Dal porno casalingo ai set professionali. Com’ è andata?
«Eravamo un fatto nuovo. C’erano gli attori porno, ma erano singoli. Noi eravamo la coppia trasgressiva, quella della porta accanto, che faceva performance hard davanti alla telecamera. Io non volevo diventare famosa, era un gioco che mi eccitava, non un lavoro».
Lo è diventato.
«Ci trovammo catapultati su un set con Moana Pozzi. Mio marito doveva girare una scena con lei sul cofano di una macchina. Moana gli disse: “Vedi di fartelo venire duro che non ho tempo da perdere”. Capirai: avrebbe smontato qualsiasi uomo! Lo aiutai io. Mi misi in un cespuglio e iniziai a masturbarmi. Marco guardava me e scopava lei. Alla fine gli fece i complimenti».
In totale ha fatto 250 film. Con quanti attori ha fatto sesso, li hai mai contati?
«No. Ero trasgressiva e lo sono anche oggi, continuo a giocare nel mio club».
Qualche migliaio?
«Come faccio a contarli? Solo in un film ho fatto una gang bang con 85 uomini…».
Come ha fatto a gestirne 85?
«Dalla mattina alla sera».
Quando dice “piccolo”, qual è lo standard, scusi?
«No vabbè, alcuni avevano un mignolo… Non puoi fare il pornoattore con un pisellino così piccolo, che sarebbe stato piccolo anche nella vita normale».
Nella biografia scrive: «Avevo la fantasia di girare una scena di sesso con un nano». Perché?
«Avevo fatto scene con uomini di tutti i colori, volevo un nano. In uno spettacolo a Milano se ne presentò uno.
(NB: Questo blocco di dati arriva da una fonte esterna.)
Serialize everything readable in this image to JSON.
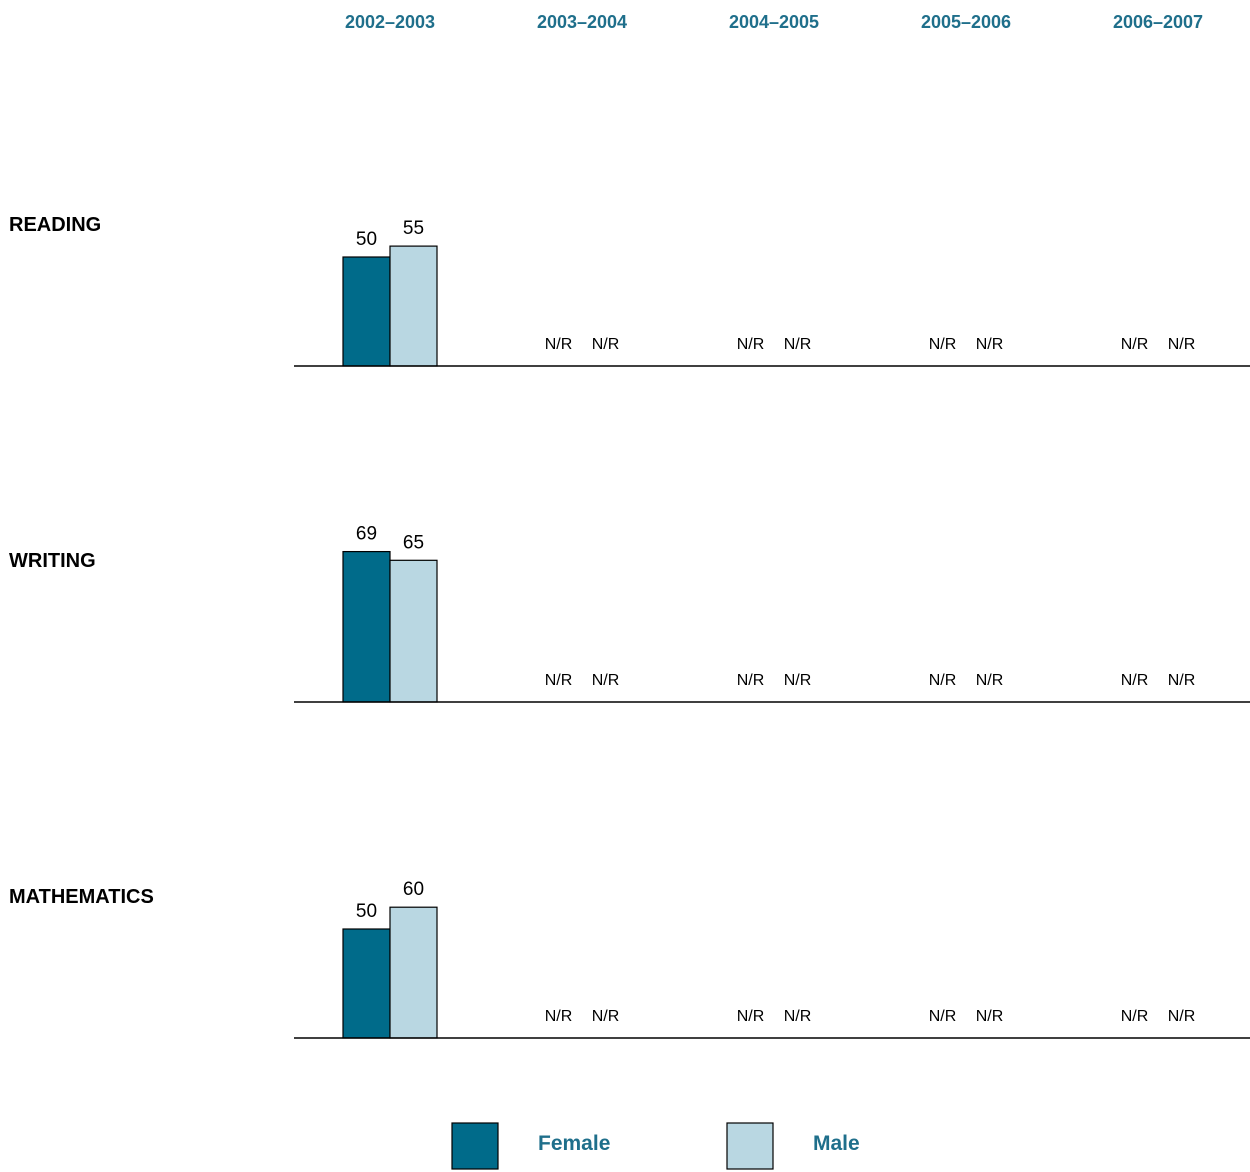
{
  "colors": {
    "female": "#006b8a",
    "male": "#b9d7e2",
    "accent_text": "#1f6f8b",
    "bar_stroke": "#000000",
    "baseline": "#000000"
  },
  "chart_data": {
    "type": "bar",
    "orientation": "grouped, small multiples by subject",
    "categories": [
      "2002–2003",
      "2003–2004",
      "2004–2005",
      "2005–2006",
      "2006–2007"
    ],
    "series_names": [
      "Female",
      "Male"
    ],
    "missing_label": "N/R",
    "panels": [
      {
        "subject": "READING",
        "series": [
          {
            "name": "Female",
            "values": [
              50,
              null,
              null,
              null,
              null
            ]
          },
          {
            "name": "Male",
            "values": [
              55,
              null,
              null,
              null,
              null
            ]
          }
        ]
      },
      {
        "subject": "WRITING",
        "series": [
          {
            "name": "Female",
            "values": [
              69,
              null,
              null,
              null,
              null
            ]
          },
          {
            "name": "Male",
            "values": [
              65,
              null,
              null,
              null,
              null
            ]
          }
        ]
      },
      {
        "subject": "MATHEMATICS",
        "series": [
          {
            "name": "Female",
            "values": [
              50,
              null,
              null,
              null,
              null
            ]
          },
          {
            "name": "Male",
            "values": [
              60,
              null,
              null,
              null,
              null
            ]
          }
        ]
      }
    ],
    "ylim": [
      0,
      100
    ],
    "grid": false,
    "legend_position": "bottom"
  }
}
Era un mio fan. Gli proposi una scena di sesso in un mio film. Rispose: “Magari!”. Così lo abbiamo reclutato».
Ai tempi di Pornhub si fanno ancora i soldi con il porno?
«Penso che le pornoattrici di oggi guadagnino 2-3 mila euro a film, se va bene. Non esiste paragone. Noi andavamo a fare spettacoli di venti minuti per cinque milioni di lire. Ora si spogliano per 150 euro».
Non ha voluto figli.
«Avere figli e non avere il tempo di educarli all’epoca non mi sembrava giusto. Non volevo coinvolgere altre persone nelle mie scelte».
Ancora trasgressione?
«Sicuramente. Magari, non lo so, a settant’anni farò una casa di riposo hard per anziani con bastone e dentiera…».